I run multiple screen sessions each created with 'screen -S name' and I would like to be able to display in the status bar the name I used to create the current screen session.

However, I cannot seem to accomplish this. Any ideas?

+2  A: 

screen has two status bars, the caption bar and the hardstatus bar, both of which use the string escapes specified in the "STRING ESCAPES" section of man screen. Unfortunately, there is no escape that directly refers to the session name.

However, there is a hack that will allow you to do this.

screen passes the session name to the shell using the $STY variable. When the shell attempt to set the window title (using one of these methods) screen captures that attempt, and stores it in something it confusingly calls "the window hardstatus," which does have an escape that you can use: %h.

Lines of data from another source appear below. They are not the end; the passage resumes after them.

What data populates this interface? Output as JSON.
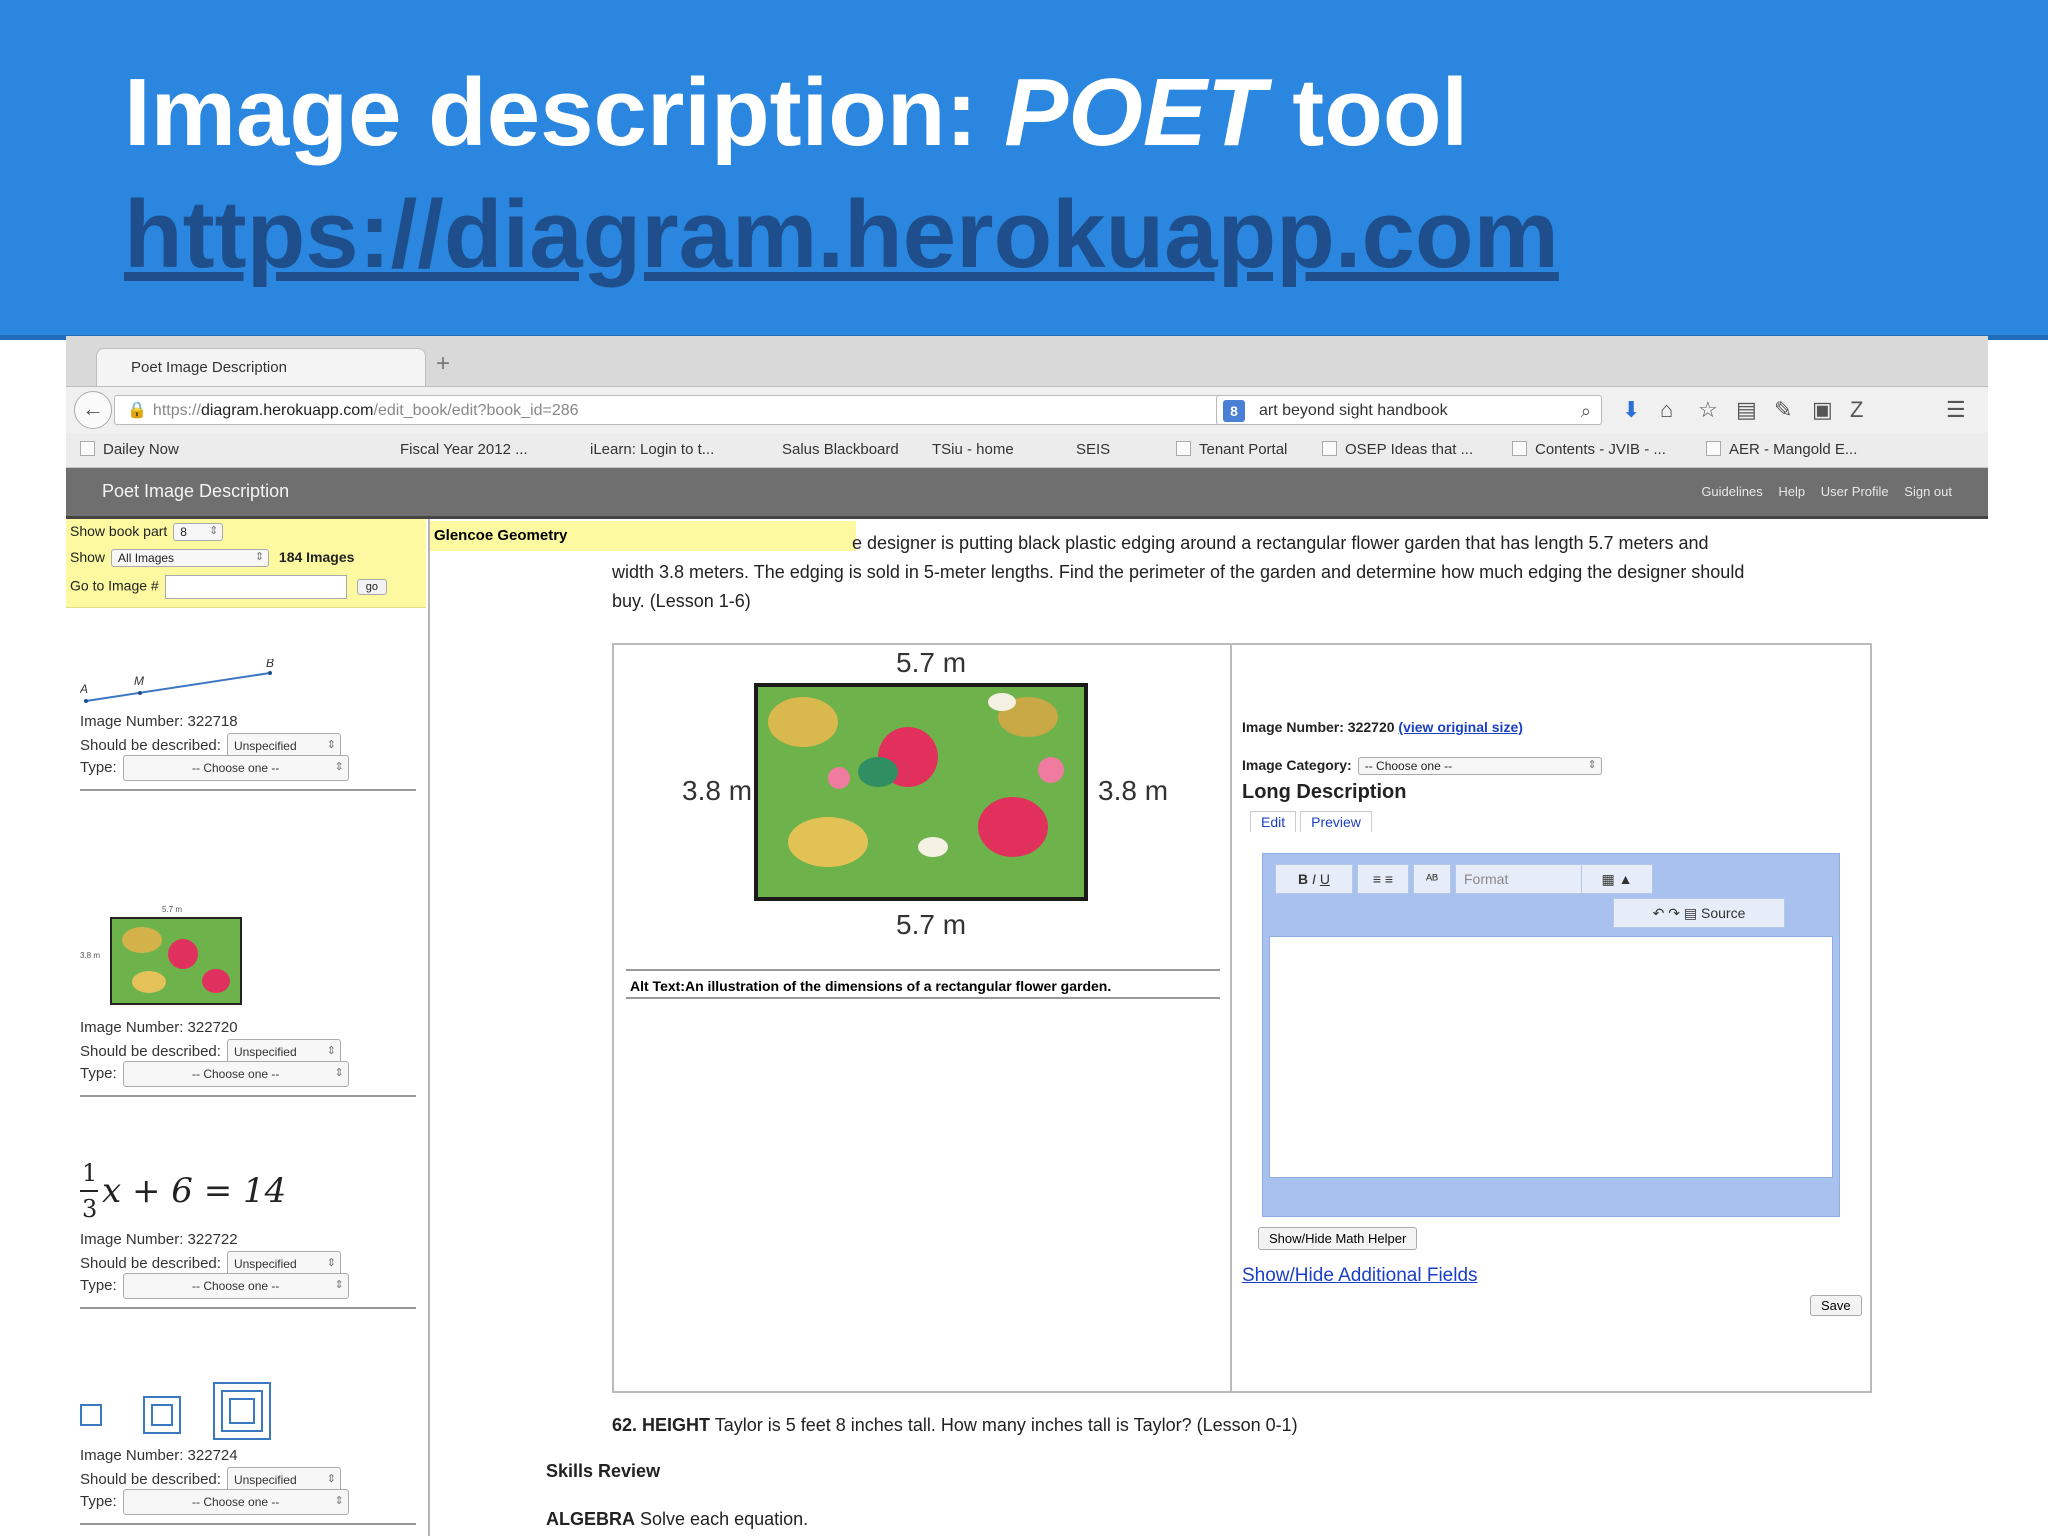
{
  "slide": {
    "title_prefix": "Image description: ",
    "title_emph": "POET",
    "title_suffix": " tool",
    "url": "https://diagram.herokuapp.com"
  },
  "browser": {
    "tab_title": "Poet Image Description",
    "url_scheme": "https://",
    "url_host": "diagram.herokuapp.com",
    "url_path": "/edit_book/edit?book_id=286",
    "search_text": "art beyond sight handbook",
    "bookmarks": [
      "Dailey Now",
      "Fiscal Year 2012 ...",
      "iLearn: Login to t...",
      "Salus Blackboard",
      "TSiu - home",
      "SEIS",
      "Tenant Portal",
      "OSEP Ideas that ...",
      "Contents - JVIB - ...",
      "AER - Mangold E..."
    ]
  },
  "app": {
    "title": "Poet Image Description",
    "links": [
      "Guidelines",
      "Help",
      "User Profile",
      "Sign out"
    ]
  },
  "sidebar": {
    "show_book_part_label": "Show book part",
    "book_part_value": "8",
    "show_label": "Show",
    "show_value": "All Images",
    "image_count": "184 Images",
    "goto_label": "Go to Image #",
    "go_label": "go",
    "number_label": "Image Number:",
    "described_label": "Should be described:",
    "type_label": "Type:",
    "described_value": "Unspecified",
    "type_value": "-- Choose one --",
    "images": [
      {
        "number": "322718",
        "points": [
          "A",
          "M",
          "B"
        ]
      },
      {
        "number": "322720",
        "dims": [
          "5.7 m",
          "3.8 m"
        ]
      },
      {
        "number": "322722",
        "eq_num": "1",
        "eq_den": "3",
        "eq_rest": "x + 6 = 14"
      },
      {
        "number": "322724"
      }
    ]
  },
  "main": {
    "book_title": "Glencoe Geometry",
    "question": "e designer is putting black plastic edging around a rectangular flower garden that has length 5.7 meters and width 3.8 meters. The edging is sold in 5-meter lengths. Find the perimeter of the garden and determine how much edging the designer should buy. (Lesson 1-6)",
    "dim_top": "5.7 m",
    "dim_bottom": "5.7 m",
    "dim_left": "3.8 m",
    "dim_right": "3.8 m",
    "alt_text": "Alt Text:An illustration of the dimensions of a rectangular flower garden.",
    "image_number_label": "Image Number: 322720",
    "view_original": "(view original size)",
    "category_label": "Image Category:",
    "category_value": "-- Choose one --",
    "long_desc_title": "Long Description",
    "tab_edit": "Edit",
    "tab_preview": "Preview",
    "format_label": "Format",
    "source_label": "Source",
    "math_helper": "Show/Hide Math Helper",
    "additional_fields": "Show/Hide Additional Fields",
    "save": "Save",
    "q62_label": "62. HEIGHT",
    "q62_text": "Taylor is 5 feet 8 inches tall. How many inches tall is Taylor? (Lesson 0-1)",
    "skills_review": "Skills Review",
    "algebra_label": "ALGEBRA",
    "algebra_text": "Solve each equation."
  },
  "colors": {
    "banner": "#2a86de",
    "url_text": "#1e4f8c",
    "highlight_yellow": "#fcf9a1",
    "app_bar": "#6f6f6f",
    "link_blue": "#1a3fc4",
    "editor_blue": "#a8c1ee"
  },
  "icons": [
    "back-arrow-icon",
    "lock-icon",
    "reload-icon",
    "search-icon",
    "download-icon",
    "home-icon",
    "star-icon",
    "bookmark-icon",
    "menu-icon"
  ]
}
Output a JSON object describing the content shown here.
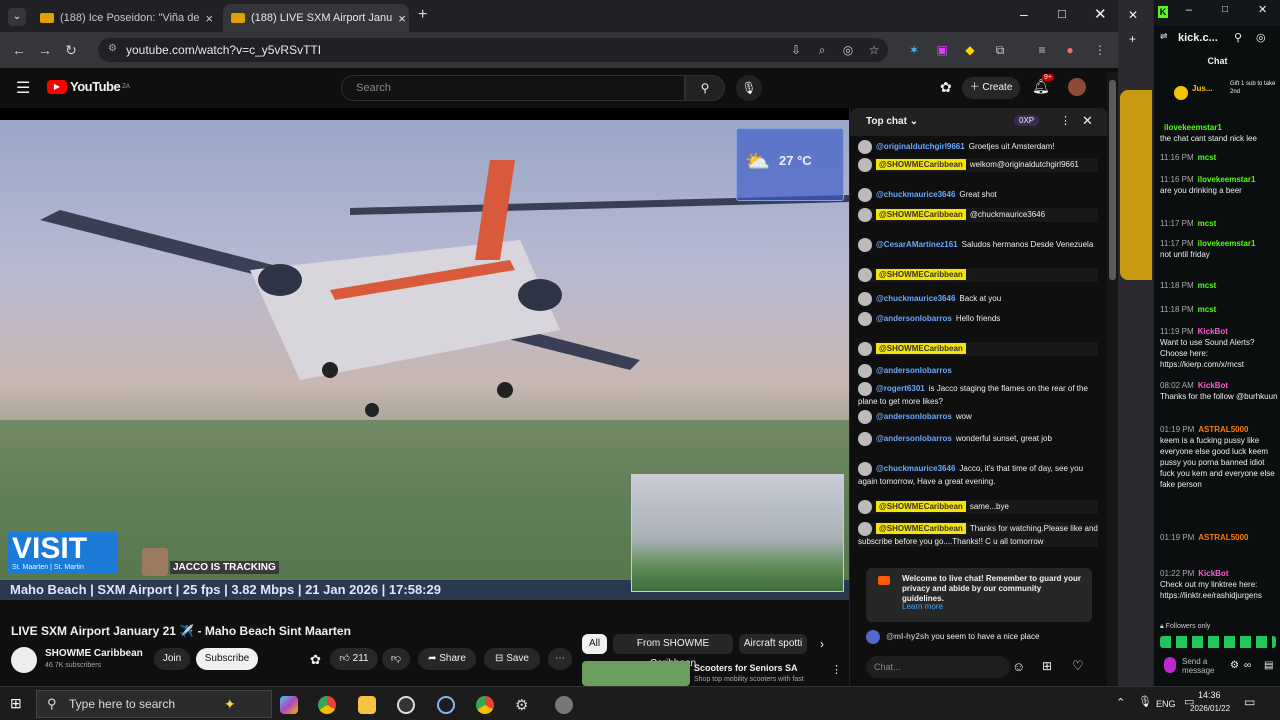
{
  "browser": {
    "tabs": [
      {
        "title": "(188) Ice Poseidon: \"Viña de",
        "active": false
      },
      {
        "title": "(188) LIVE SXM Airport Janu",
        "active": true
      }
    ],
    "url": "youtube.com/watch?v=c_y5vRSvTTI"
  },
  "youtube": {
    "logo": "YouTube",
    "logo_sup": "ZA",
    "search_placeholder": "Search",
    "create_label": "Create",
    "notif_count": "9+",
    "video": {
      "title": "LIVE SXM Airport January 21 ✈️ - Maho Beach Sint Maarten",
      "overlay_visit": "VISIT",
      "overlay_visit_sub": "St. Maarten | St. Martin",
      "overlay_tracking": "JACCO IS TRACKING",
      "overlay_info": "Maho Beach | SXM Airport | 25 fps | 3.82 Mbps | 21 Jan 2026 | 17:58:29",
      "weather_temp": "27 °C"
    },
    "channel": {
      "name": "SHOWME Caribbean",
      "subs": "46.7K subscribers"
    },
    "join_label": "Join",
    "subscribe_label": "Subscribe",
    "likes": "211",
    "share_label": "Share",
    "save_label": "Save",
    "chips": [
      "All",
      "From SHOWME Caribbean",
      "Aircraft spotti"
    ],
    "rec": {
      "title": "Scooters for Seniors SA",
      "sub": "Shop top mobility scooters with fast"
    }
  },
  "chat": {
    "header": "Top chat",
    "xp": "0XP",
    "input_placeholder": "Chat...",
    "messages": [
      {
        "user": "@originaldutchgirl9661",
        "text": "Groetjes uit Amsterdam!",
        "mod": false
      },
      {
        "user": "@SHOWMECaribbean",
        "text": "welkom@originaldutchgirl9661",
        "mod": true
      },
      {
        "user": "@chuckmaurice3646",
        "text": "Great shot",
        "mod": false
      },
      {
        "user": "@SHOWMECaribbean",
        "text": "@chuckmaurice3646",
        "mod": true
      },
      {
        "user": "@CesarAMartinez161",
        "text": "Saludos hermanos Desde Venezuela",
        "mod": false
      },
      {
        "user": "@SHOWMECaribbean",
        "text": "",
        "mod": true
      },
      {
        "user": "@chuckmaurice3646",
        "text": "Back at you",
        "mod": false
      },
      {
        "user": "@andersonlobarros",
        "text": "Hello friends",
        "mod": false
      },
      {
        "user": "@SHOWMECaribbean",
        "text": "",
        "mod": true
      },
      {
        "user": "@andersonlobarros",
        "text": "",
        "mod": false
      },
      {
        "user": "@rogert6301",
        "text": "is Jacco staging the flames on the rear of the plane to get more likes?",
        "mod": false
      },
      {
        "user": "@andersonlobarros",
        "text": "wow",
        "mod": false
      },
      {
        "user": "@andersonlobarros",
        "text": "wonderful sunset, great job",
        "mod": false
      },
      {
        "user": "@chuckmaurice3646",
        "text": "Jacco, it's that time of day, see you again tomorrow, Have a great evening.",
        "mod": false
      },
      {
        "user": "@SHOWMECaribbean",
        "text": "same...bye",
        "mod": true
      },
      {
        "user": "@SHOWMECaribbean",
        "text": "Thanks for watching.Please like and subscribe before you go....Thanks!! C u all tomorrow",
        "mod": true
      }
    ],
    "welcome": "Welcome to live chat! Remember to guard your privacy and abide by our community guidelines.",
    "learn_more": "Learn more",
    "last": {
      "user": "@ml-hy2sh",
      "text": "you seem to have a nice place"
    }
  },
  "kick": {
    "url": "kick.c...",
    "tab": "Chat",
    "pinned_user": "Jus...",
    "pinned_text": "Gift 1 sub to take 2nd",
    "messages": [
      {
        "time": "",
        "user": "ilovekeemstar1",
        "text": "the chat cant stand nick lee"
      },
      {
        "time": "11:16 PM",
        "user": "mcst",
        "text": ""
      },
      {
        "time": "11:16 PM",
        "user": "ilovekeemstar1",
        "text": "are you drinking a beer"
      },
      {
        "time": "11:17 PM",
        "user": "mcst",
        "text": ""
      },
      {
        "time": "11:17 PM",
        "user": "ilovekeemstar1",
        "text": "not until friday"
      },
      {
        "time": "11:18 PM",
        "user": "mcst",
        "text": ""
      },
      {
        "time": "11:18 PM",
        "user": "mcst",
        "text": ""
      },
      {
        "time": "11:19 PM",
        "user": "KickBot",
        "text": "Want to use Sound Alerts? Choose here: https://kierp.com/x/mcst"
      },
      {
        "time": "08:02 AM",
        "user": "KickBot",
        "text": "Thanks for the follow @burhkuun"
      },
      {
        "time": "01:19 PM",
        "user": "ASTRAL5000",
        "text": "keem is a fucking pussy like everyone else good luck keem pussy you porna banned idiot fuck you kem and everyone else fake person"
      },
      {
        "time": "01:19 PM",
        "user": "ASTRAL5000",
        "text": ""
      },
      {
        "time": "01:22 PM",
        "user": "KickBot",
        "text": "Check out my linktree here: https://linktr.ee/rashidjurgens"
      }
    ],
    "followers_only": "Followers only",
    "send_label": "Send a message"
  },
  "taskbar": {
    "search_placeholder": "Type here to search",
    "lang": "ENG",
    "time": "14:36",
    "date": "2026/01/22"
  }
}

So if you have either the caption or hardstatus bar set to include %h and have the shell attempt to set the window title to $STY, then the %h will be replaced with the session name when the bar is displayed.

rampion
Very close... Works great for the initial session however, once I am inside a screen session if I ssh to another host STY will no longer be set. Is there anyway to preserve that information or perhaps make screen only read the value once at the start of the session?
Neg_EV
@Neg_EV: Well, according to `man ssh`'s ENVIRONMENT section, if the sshd of the remote host allows it (default is not), you can set environment vars (like `STY`) in your local `.ssh/environment` file (so in your local `.bashrc`, just `cat STY=$STY > .ssh/environment`) and when you ssh to the remote machine that will set the appropriate environment vars.
rampion
@Neg_EV: If you don't want to (or can't) change the remote's `sshd` settings, then you could have your local `.bashrc` dump the STY value to a file, alias ssh to first scp that file to the remote host, and have your remote `.bashrc` source that file if STY is not set (that way the same .bashrc can be used remotely and locally).